Он качает его со стороны. Любил, невинно прихвастнув, рассказать о себе моей маме. В чем-то он как ребенок, а Валя только поругивает и совсем не хвалит. Вот поэтому, вероятно, он на ней и не женится.
Легка на помине. Валентина появляется на дороге, задерживается на бугре – ноги азом, руки фертом.
– Вот где они прохлаждаются!
– Наконец-то и наша главная пчелка! Тут твой цветочек, тут, ничего с ним не приключилось.
– Пчелка-то пашет! А вот пчеловод где? Послала за водой, а он все рассусоливает! Зла не хватает! Юзик, твою мать! Быстрей! Еще куча работы!
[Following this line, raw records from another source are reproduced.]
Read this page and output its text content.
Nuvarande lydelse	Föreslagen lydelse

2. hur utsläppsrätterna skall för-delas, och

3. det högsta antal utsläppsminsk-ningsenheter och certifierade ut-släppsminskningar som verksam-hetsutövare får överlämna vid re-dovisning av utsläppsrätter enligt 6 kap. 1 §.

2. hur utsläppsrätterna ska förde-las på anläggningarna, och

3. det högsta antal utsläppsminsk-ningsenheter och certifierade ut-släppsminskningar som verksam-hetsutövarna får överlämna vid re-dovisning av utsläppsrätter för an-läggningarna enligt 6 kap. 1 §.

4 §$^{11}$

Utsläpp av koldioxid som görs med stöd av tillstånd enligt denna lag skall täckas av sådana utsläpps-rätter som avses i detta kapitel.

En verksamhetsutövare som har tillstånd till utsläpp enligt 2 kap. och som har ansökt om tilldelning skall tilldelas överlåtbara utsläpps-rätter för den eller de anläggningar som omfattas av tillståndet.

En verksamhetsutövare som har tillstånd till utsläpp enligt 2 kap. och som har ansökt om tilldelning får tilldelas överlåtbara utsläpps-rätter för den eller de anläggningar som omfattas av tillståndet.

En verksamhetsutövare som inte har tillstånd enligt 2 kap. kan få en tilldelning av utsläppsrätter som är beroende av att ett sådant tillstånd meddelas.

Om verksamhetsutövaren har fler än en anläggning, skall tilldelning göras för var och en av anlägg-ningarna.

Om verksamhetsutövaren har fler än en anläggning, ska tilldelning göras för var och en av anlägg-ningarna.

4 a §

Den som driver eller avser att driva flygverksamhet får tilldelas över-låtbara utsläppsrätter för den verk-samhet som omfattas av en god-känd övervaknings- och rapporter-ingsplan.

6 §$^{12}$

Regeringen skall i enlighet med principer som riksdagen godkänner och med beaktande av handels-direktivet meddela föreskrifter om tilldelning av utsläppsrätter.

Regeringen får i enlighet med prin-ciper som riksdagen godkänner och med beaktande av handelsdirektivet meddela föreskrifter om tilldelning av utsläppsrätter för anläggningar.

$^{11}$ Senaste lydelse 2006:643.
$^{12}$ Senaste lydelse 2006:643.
Любопытно, что когда они вдвоем, то постоянно подстегивают друг друга, словно соревнуются – кто больше, кто быстрее. Без жены Юзик расслабляется, занимается обычно тем, что ему всегда приятно, – пчелами. Работа кропотливая, требующая внимания, строгого соблюдения всех правил. Именно тут он мог достичь того идеала, который только намечался в его основной работе, обильно оснащенной законами и параграфами. Но их-то надо было все-таки обходить, а ему всегда хотелось неукоснительного соблюдения, порядка. Их он находил только в жизни пчел. Потому и радовали они сердце.
Юзика уводят под конвоем. Валя все еще что-то выговаривает ему, он благодушно отзывается. Семейная идиллия.
Поставил ведро с водой на краю каменной стенки рядом с дорожкой.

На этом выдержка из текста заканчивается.